We have all seen them. The horrible walls. The end of the internet. A hole. A page which says “404“.
That beautiful image of your family your took on your trip to Gran Canaria last year and uploaded to that file sharing website, can be gone in an instance. Poof.
How can we prevent such important parts of our life’s and history from disappearing in front of our eyes? By archiving these websites and creating mirror-websites. Websites such as The Wayback Machine run by the non-profit organization the Internet Archive is just one example how we can make copies of the internet. However, we need to do this at a much higher rate.
Websites close down at such a high rate, and are archived at such an infrequent rate that it is impossible to archive all websites as it is today, without missing a whole bunch which just…disappeared.
Please donate to organizations such as the Internet Archive to help their work to archive the web of information. For everyone.

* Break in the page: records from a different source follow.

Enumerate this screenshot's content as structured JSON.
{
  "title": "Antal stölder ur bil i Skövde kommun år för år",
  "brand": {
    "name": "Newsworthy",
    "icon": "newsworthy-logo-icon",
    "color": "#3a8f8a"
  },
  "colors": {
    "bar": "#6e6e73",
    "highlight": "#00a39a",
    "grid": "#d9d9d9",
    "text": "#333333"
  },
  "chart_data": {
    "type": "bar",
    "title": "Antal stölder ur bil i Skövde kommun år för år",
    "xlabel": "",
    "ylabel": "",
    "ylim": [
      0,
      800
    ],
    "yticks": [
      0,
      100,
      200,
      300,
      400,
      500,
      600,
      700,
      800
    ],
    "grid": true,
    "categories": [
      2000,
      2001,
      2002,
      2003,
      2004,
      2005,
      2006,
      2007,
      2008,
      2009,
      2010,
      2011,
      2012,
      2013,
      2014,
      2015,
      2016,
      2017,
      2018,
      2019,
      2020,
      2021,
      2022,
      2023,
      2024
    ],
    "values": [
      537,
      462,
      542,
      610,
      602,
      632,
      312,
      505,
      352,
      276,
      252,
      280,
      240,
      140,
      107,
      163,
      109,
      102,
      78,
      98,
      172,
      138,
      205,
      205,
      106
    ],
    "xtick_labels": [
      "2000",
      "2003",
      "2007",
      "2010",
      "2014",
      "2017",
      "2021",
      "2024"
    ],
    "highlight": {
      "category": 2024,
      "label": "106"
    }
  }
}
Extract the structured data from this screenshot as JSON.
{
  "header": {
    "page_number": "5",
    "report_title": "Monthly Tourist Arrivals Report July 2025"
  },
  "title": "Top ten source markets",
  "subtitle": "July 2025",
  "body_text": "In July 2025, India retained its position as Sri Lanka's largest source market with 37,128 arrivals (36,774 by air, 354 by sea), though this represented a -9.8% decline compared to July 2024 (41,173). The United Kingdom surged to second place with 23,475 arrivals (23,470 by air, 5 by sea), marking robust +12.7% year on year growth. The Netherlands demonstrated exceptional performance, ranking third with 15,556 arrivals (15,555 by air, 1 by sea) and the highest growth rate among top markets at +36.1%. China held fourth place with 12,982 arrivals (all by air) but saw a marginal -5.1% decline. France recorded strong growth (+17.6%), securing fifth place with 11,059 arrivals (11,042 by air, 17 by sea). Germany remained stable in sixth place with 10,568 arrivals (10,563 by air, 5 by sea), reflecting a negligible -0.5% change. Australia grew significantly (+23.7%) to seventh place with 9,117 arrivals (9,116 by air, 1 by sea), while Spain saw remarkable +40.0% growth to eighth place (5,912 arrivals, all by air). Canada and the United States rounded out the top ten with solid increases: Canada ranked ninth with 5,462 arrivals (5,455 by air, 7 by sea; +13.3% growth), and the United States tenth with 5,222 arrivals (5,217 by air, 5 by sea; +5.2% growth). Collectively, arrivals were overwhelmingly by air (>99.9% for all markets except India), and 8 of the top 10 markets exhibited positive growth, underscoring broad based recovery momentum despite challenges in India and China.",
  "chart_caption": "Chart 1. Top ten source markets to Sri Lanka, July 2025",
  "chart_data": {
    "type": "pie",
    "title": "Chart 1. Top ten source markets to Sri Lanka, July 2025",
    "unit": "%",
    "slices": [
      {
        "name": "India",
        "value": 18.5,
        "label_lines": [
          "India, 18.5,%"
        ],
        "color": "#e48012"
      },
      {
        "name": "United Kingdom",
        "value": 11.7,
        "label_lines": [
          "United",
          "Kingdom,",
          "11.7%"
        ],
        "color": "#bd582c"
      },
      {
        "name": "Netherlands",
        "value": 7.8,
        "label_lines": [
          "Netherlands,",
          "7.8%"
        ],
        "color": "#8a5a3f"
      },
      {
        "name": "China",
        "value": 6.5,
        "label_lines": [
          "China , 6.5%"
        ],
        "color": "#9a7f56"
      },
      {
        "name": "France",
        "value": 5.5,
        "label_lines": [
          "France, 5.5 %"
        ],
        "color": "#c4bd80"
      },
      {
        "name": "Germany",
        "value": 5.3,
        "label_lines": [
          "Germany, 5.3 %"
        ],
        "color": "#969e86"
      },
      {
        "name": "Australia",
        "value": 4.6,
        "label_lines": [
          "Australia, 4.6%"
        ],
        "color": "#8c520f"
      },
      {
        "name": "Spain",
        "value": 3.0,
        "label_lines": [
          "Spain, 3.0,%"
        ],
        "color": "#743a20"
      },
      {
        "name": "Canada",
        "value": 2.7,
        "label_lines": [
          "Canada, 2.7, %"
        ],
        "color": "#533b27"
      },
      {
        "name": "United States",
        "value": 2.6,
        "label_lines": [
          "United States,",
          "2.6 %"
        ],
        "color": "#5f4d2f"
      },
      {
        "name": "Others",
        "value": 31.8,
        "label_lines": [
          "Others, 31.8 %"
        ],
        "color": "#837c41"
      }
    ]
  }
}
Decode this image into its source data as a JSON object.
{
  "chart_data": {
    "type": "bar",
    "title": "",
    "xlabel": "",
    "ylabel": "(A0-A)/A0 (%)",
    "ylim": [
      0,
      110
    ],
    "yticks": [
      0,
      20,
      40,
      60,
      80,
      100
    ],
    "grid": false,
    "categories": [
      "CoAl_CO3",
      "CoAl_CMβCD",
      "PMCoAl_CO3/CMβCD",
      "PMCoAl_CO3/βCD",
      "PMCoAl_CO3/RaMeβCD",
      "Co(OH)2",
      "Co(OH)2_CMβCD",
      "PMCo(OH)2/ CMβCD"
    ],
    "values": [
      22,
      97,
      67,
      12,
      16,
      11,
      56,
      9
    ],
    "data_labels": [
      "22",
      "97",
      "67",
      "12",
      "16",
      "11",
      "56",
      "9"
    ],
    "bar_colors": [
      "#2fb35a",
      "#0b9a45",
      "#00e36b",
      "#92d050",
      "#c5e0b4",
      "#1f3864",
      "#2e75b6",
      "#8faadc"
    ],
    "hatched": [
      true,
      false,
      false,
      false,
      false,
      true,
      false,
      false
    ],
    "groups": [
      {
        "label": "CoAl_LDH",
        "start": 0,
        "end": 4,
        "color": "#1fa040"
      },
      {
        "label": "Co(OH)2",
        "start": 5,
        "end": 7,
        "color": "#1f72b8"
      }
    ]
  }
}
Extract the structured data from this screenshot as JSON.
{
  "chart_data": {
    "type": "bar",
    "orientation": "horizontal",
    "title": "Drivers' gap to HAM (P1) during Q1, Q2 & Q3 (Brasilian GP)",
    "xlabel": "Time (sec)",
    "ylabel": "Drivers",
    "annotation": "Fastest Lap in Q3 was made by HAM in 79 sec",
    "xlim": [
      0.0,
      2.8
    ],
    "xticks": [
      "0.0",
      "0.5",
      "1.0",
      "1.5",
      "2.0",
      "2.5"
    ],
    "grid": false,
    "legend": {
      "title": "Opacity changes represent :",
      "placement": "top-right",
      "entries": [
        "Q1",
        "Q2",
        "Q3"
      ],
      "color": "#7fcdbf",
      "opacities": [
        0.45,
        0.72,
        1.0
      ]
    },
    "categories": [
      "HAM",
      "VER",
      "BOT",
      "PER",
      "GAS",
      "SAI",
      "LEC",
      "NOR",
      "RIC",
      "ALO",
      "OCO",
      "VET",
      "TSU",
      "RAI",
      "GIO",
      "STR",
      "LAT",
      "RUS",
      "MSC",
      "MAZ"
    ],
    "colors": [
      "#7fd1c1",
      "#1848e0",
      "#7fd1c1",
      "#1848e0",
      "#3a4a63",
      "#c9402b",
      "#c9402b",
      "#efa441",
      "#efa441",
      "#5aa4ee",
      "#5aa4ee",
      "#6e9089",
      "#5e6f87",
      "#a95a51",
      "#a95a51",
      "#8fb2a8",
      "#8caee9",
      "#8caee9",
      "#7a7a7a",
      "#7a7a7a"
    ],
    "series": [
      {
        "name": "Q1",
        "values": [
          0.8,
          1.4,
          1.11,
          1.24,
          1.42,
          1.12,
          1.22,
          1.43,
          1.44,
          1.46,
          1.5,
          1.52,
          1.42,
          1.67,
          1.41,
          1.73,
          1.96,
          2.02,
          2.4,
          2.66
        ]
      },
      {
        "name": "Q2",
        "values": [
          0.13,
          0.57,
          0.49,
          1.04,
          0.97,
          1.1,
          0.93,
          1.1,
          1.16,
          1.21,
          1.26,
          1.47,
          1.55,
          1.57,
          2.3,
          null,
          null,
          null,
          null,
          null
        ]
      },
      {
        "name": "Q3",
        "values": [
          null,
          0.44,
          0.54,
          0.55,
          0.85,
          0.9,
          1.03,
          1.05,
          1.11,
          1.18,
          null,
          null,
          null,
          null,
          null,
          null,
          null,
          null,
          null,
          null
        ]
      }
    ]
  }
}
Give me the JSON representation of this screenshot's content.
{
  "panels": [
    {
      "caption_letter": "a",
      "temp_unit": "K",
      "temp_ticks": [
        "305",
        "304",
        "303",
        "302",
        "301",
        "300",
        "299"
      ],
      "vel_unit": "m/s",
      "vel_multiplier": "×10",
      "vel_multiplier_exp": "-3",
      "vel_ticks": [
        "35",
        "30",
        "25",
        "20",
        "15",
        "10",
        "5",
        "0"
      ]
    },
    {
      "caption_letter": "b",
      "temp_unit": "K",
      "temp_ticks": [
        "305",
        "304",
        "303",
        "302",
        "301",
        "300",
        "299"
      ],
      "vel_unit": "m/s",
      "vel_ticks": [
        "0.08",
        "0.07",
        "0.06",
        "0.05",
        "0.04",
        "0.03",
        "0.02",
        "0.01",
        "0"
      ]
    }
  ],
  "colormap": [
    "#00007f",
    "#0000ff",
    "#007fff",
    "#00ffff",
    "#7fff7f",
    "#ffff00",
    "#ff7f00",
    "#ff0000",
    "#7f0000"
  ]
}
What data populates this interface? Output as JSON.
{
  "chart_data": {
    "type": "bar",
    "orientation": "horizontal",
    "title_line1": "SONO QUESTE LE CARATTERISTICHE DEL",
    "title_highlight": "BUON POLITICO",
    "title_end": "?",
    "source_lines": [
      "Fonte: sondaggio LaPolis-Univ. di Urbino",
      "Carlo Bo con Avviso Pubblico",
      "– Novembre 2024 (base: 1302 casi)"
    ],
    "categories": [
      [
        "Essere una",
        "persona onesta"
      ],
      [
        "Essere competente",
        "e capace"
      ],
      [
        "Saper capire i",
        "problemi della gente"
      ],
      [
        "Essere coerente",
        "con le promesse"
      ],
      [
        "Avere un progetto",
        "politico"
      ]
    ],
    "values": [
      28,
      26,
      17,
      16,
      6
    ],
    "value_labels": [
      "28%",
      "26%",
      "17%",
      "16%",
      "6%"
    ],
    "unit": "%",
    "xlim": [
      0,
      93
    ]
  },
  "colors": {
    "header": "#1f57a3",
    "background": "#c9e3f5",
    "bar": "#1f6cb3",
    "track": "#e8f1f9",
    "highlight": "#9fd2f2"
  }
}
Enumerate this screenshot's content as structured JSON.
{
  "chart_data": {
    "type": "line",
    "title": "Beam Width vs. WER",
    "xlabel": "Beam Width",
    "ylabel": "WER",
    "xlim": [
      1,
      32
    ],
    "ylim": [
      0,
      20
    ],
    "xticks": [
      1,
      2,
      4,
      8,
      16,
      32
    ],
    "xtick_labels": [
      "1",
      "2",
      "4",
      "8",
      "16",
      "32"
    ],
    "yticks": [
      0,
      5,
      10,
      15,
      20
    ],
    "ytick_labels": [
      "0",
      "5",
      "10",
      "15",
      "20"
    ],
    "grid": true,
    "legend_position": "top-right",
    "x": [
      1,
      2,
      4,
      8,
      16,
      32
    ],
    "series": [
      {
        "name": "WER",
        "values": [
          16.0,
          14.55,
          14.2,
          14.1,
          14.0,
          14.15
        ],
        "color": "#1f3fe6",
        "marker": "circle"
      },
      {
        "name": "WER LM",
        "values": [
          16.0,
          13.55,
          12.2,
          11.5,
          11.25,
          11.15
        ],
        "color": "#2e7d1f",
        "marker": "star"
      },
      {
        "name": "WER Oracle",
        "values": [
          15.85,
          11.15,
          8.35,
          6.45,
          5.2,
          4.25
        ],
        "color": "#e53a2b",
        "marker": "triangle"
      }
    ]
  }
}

The website FindArticles.com was a great website which was functional until late 2012. It archived journal articles, newspapers and books of all sorts. At this pont in time Wikipedia has over 20 000 links to FindArticles.com, most of the as sources and references. The only downsides is that the website is dead. Most times when a link dies they are archived on other websites such as arhvie.org (the Wayback machine), and this website was, until September 2012. At that time the websites robot.txt was changed, and all archived copies on websites which follows web etiquette was deleted. The website isn’t marked as 404 either, which makes it hard for tools to mark the links as dead too.
Most of the links from Wikipedia to FindArticles are for journal articles, which most likely has doi’s or pmid’s, but not mentioned in the articles. Thes casues some problems. Either remove all links to FindArticles.com with any though of the consequences, or look at each article one-by-one and try to find another copy of the journal online or identification numbers and then remove the links.
Normally you could run the bot Citation bot on incompleat citation and have it fill out and find information which is not already in the reference, however the bot is currently blocked due to Wikimedia’s decition to change to https without real consideration of how it would break all tools currently in place for day-to-day operatons.